This Swiss watch would power, and be powered by, a heartbeat

Swiss researchers have given a literal twist to the proverbial ticker, designing a clock-like device that could help power pacemakers by harvesting energy from the heart itself — just like an automatic watch harvests movement from the motion of the wrist.

Pacemakers and other implanted devices require a source of power, and providing that power is usually a battery; but batteries run out and need to be replaced — not a simple task when it’s an inch or two beneath your skin.

Andreas Haeberlin, from the University of Bern, and Adrian Zurbuchen, from the University of Michigan, have proposed an alternative that relies on actual clockwork — as in, salvaged from a (naturally, Swiss-made) wristwatch.

“The continuous and powerful contractions of a human heart ideally qualify as a battery substitute,” they write in the abstract of their paper, published in IEEE Transactions on Biomedical Circuits and Systems.
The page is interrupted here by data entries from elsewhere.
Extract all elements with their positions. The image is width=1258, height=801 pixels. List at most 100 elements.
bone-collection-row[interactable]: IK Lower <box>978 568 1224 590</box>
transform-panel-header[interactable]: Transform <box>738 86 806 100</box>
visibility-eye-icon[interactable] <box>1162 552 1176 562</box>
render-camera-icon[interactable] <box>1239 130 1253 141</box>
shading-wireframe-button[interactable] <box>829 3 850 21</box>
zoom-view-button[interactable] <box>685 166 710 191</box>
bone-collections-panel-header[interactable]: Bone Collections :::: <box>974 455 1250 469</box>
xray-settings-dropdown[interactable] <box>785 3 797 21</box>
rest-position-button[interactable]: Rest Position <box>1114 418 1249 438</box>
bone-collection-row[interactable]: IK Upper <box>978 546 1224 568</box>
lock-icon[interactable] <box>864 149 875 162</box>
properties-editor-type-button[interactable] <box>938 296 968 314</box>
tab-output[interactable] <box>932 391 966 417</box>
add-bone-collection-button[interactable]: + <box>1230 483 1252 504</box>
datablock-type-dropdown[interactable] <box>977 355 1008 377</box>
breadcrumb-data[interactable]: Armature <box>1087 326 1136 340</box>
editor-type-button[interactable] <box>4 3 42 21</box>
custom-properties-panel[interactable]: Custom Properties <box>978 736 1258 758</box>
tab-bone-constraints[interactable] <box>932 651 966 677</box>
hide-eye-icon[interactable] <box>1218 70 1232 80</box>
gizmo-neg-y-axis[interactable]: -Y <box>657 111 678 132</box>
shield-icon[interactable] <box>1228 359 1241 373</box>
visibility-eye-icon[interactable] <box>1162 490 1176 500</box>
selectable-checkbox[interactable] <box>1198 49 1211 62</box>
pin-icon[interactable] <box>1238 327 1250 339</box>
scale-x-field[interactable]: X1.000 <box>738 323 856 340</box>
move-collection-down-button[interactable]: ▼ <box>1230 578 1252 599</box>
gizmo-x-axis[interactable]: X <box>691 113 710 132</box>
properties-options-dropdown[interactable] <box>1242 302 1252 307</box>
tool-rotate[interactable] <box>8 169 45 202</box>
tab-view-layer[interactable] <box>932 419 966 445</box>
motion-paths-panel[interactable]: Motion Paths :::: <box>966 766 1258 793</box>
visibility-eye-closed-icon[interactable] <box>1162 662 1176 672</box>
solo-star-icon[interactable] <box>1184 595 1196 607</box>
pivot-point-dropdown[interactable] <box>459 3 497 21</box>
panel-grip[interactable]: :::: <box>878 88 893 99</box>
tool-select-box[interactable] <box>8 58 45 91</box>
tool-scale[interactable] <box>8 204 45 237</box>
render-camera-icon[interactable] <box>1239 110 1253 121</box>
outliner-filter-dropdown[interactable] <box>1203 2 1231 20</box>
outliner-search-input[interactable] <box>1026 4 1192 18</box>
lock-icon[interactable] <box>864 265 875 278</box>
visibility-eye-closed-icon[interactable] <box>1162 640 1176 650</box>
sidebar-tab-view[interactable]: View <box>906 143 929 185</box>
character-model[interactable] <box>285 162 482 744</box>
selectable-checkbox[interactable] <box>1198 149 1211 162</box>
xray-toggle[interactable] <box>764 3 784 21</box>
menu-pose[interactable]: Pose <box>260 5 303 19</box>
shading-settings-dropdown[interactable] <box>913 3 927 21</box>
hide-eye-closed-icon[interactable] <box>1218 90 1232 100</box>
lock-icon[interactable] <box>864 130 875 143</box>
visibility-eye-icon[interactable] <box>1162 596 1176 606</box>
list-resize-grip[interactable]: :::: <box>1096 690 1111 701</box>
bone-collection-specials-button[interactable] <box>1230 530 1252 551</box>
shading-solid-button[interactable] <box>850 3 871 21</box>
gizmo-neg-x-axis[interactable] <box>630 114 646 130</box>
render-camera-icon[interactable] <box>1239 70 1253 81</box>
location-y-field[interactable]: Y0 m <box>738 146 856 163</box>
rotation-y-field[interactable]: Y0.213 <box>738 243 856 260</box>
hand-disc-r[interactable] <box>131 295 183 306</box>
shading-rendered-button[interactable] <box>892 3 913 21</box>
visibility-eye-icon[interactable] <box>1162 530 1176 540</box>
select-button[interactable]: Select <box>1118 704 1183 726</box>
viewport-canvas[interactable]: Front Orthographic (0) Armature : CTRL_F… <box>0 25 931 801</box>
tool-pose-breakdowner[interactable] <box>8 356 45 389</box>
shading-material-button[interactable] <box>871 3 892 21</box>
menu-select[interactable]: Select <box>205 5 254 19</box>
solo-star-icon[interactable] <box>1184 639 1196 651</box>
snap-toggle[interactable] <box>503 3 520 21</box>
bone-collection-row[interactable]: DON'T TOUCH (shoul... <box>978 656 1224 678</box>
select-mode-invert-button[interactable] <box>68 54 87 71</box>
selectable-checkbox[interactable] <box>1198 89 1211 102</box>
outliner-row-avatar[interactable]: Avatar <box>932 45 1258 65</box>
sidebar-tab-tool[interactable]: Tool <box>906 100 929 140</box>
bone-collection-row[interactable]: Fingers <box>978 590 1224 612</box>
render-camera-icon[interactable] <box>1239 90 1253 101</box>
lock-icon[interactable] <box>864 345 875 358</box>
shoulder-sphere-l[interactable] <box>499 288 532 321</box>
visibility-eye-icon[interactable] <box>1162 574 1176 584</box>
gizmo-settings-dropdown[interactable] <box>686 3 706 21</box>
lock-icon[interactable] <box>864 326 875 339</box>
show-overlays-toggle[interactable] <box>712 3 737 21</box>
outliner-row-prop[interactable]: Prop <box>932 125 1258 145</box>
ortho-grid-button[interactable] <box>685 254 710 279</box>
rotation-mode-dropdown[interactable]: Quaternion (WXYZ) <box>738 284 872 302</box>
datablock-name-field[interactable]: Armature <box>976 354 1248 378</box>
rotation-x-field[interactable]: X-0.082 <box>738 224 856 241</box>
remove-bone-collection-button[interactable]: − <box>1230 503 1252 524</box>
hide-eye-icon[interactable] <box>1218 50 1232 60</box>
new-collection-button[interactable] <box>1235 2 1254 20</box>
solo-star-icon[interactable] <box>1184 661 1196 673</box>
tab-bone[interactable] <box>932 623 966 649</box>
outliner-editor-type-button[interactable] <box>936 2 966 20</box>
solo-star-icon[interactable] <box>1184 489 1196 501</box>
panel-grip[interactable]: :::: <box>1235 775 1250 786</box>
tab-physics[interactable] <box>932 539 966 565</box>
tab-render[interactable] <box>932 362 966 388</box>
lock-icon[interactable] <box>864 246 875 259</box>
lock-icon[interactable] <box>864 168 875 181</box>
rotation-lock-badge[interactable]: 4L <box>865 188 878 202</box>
For although a pacemaker helps keep the heart beating in time, the body itself provides abundant energy to move the actual cardiac muscles.

How to capture and store that kinetic energy, though? If only the researchers were from a country that for centuries has famously built and refined mechanisms that do exactly that. Realizing that this was in fact the case, they took apart a Swatch wristwatch and began repurposing it for internal use.
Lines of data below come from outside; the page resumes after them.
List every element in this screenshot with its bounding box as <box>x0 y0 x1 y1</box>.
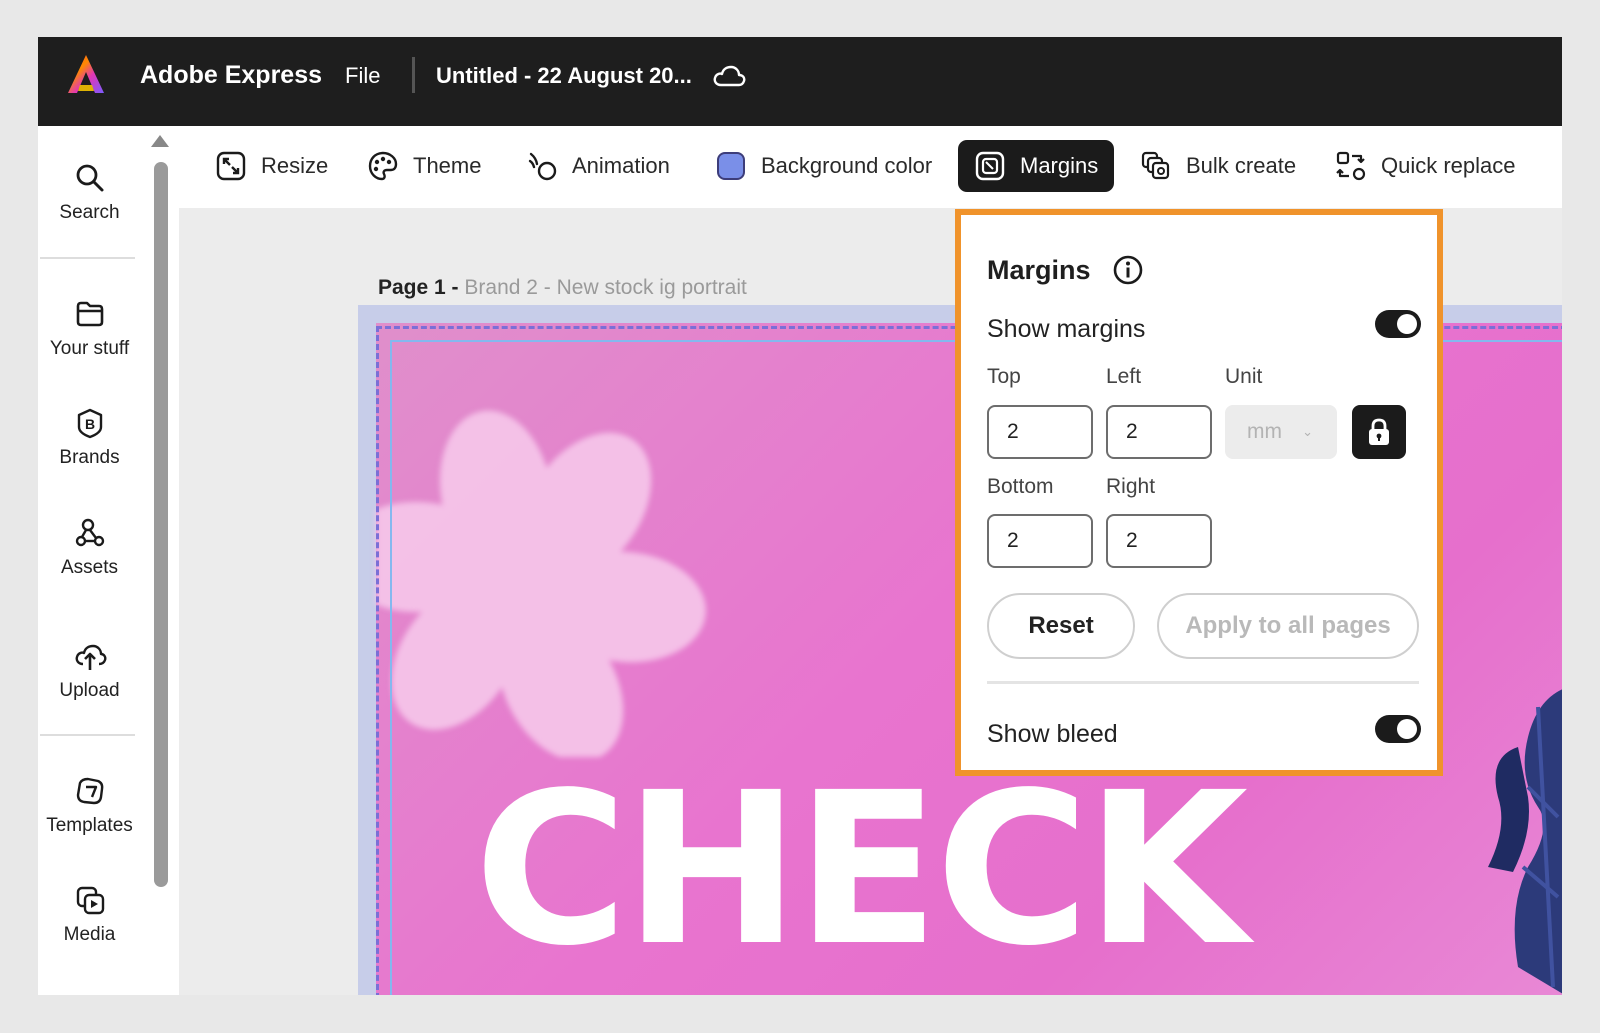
rail-label: Upload <box>59 680 120 701</box>
rail-label: Assets <box>60 557 119 578</box>
svg-text:B: B <box>85 416 95 432</box>
top-bar: Adobe Express File Untitled - 22 August … <box>38 37 1562 126</box>
right-label: Right <box>1106 475 1156 498</box>
rail-item-search[interactable]: Search <box>38 162 141 224</box>
cloud-upload-icon <box>75 644 106 670</box>
margins-label: Margins <box>1020 153 1099 178</box>
rail-item-upload[interactable]: Upload <box>38 640 141 702</box>
rail-item-brands[interactable]: B Brands <box>38 407 141 469</box>
color-swatch-icon <box>717 152 745 180</box>
app-window: Adobe Express File Untitled - 22 August … <box>38 37 1562 995</box>
page-name: Brand 2 - New stock ig portrait <box>464 276 747 299</box>
resize-label: Resize <box>261 153 329 178</box>
quick-replace-icon <box>1336 151 1366 181</box>
assets-icon <box>75 518 104 547</box>
right-margin-input[interactable]: 2 <box>1106 514 1212 568</box>
bulk-create-button[interactable]: Bulk create <box>1140 140 1296 192</box>
info-icon[interactable] <box>1111 253 1145 287</box>
bottom-margin-input[interactable]: 2 <box>987 514 1093 568</box>
rail-label: Brands <box>59 447 120 468</box>
scroll-up-arrow[interactable] <box>151 135 169 147</box>
rail-divider <box>40 257 135 259</box>
background-color-button[interactable]: Background color <box>715 140 932 192</box>
margins-button[interactable]: Margins <box>958 140 1115 192</box>
app-name: Adobe Express <box>140 61 323 89</box>
rail-label: Media <box>63 924 116 945</box>
search-icon <box>76 164 103 192</box>
show-margins-label: Show margins <box>987 315 1146 343</box>
panel-divider <box>987 681 1419 684</box>
animation-icon <box>528 152 557 181</box>
media-icon <box>76 886 104 915</box>
divider <box>412 57 415 93</box>
bulk-create-icon <box>1141 151 1170 180</box>
quick-replace-label: Quick replace <box>1381 153 1516 178</box>
resize-icon <box>216 151 246 181</box>
unit-label: Unit <box>1225 365 1263 388</box>
theme-label: Theme <box>413 153 482 178</box>
margins-panel: Margins Show margins Top Left Unit 2 2 m… <box>955 209 1443 776</box>
palette-icon <box>368 151 398 181</box>
quick-replace-button[interactable]: Quick replace <box>1335 140 1516 192</box>
rail-item-templates[interactable]: Templates <box>38 775 141 837</box>
rail-label: Search <box>59 202 120 223</box>
rail-item-your-stuff[interactable]: Your stuff <box>38 298 141 360</box>
margins-icon <box>975 151 1005 181</box>
bottom-label: Bottom <box>987 475 1054 498</box>
rail-item-media[interactable]: Media <box>38 884 141 946</box>
brand-icon: B <box>77 408 102 439</box>
background-color-label: Background color <box>761 153 933 178</box>
page-number: Page 1 - <box>378 276 459 299</box>
rail-label: Templates <box>46 815 133 836</box>
show-bleed-toggle[interactable] <box>1375 715 1421 743</box>
rail-divider <box>40 734 135 736</box>
animation-label: Animation <box>572 153 670 178</box>
left-label: Left <box>1106 365 1142 388</box>
unit-value: mm <box>1247 420 1282 443</box>
page-label[interactable]: Page 1 - Brand 2 - New stock ig portrait <box>378 276 747 300</box>
editor-toolbar: Resize Theme Animation Background color … <box>179 126 1562 208</box>
cloud-sync-icon[interactable] <box>712 61 746 91</box>
lock-icon <box>1369 418 1389 445</box>
lock-margins-button[interactable] <box>1352 405 1406 459</box>
flower-graphic[interactable] <box>376 397 706 757</box>
top-margin-input[interactable]: 2 <box>987 405 1093 459</box>
scarf-image[interactable] <box>1458 667 1562 995</box>
animation-button[interactable]: Animation <box>526 140 670 192</box>
unit-select[interactable]: mm ⌄ <box>1225 405 1337 459</box>
headline-text[interactable]: CHECK <box>474 765 1248 975</box>
chevron-down-icon: ⌄ <box>1302 424 1313 439</box>
file-menu[interactable]: File <box>345 63 380 89</box>
panel-title: Margins <box>987 255 1091 285</box>
apply-to-all-pages-button[interactable]: Apply to all pages <box>1157 593 1419 659</box>
theme-button[interactable]: Theme <box>367 140 481 192</box>
left-margin-input[interactable]: 2 <box>1106 405 1212 459</box>
bulk-create-label: Bulk create <box>1186 153 1297 178</box>
templates-icon <box>76 777 103 805</box>
show-bleed-label: Show bleed <box>987 720 1118 748</box>
document-title[interactable]: Untitled - 22 August 20... <box>436 63 692 89</box>
reset-button[interactable]: Reset <box>987 593 1135 659</box>
adobe-express-logo[interactable] <box>64 53 108 97</box>
resize-button[interactable]: Resize <box>215 140 328 192</box>
left-rail: Search Your stuff B Brands Assets Upload… <box>38 126 141 995</box>
rail-label: Your stuff <box>49 338 130 359</box>
show-margins-toggle[interactable] <box>1375 310 1421 338</box>
rail-item-assets[interactable]: Assets <box>38 517 141 579</box>
top-label: Top <box>987 365 1021 388</box>
scroll-thumb[interactable] <box>154 162 168 887</box>
folder-icon <box>76 301 103 327</box>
Ordinarily the watch would be on a wrist, and as that wrist moved, a weight inside would swing back and forth, its motion stored in a spring. Put near the heart, the weight would instead be moved by the heartbeat itself, and modifications were made to the mechanism to accommodate this. Initial tests in pigs found that the setup yielded about 6 microwatts, which is enough to power a pacemaker.

A small backup battery would likely be necessary in case both tickers wind down at the same time — but it too could be kept charged by the motion of the heart during periods of healthy cardiac action.

More studies are being put in place for the next few years to further test the device, which might make replacement pacemaker batteries a thing of the past.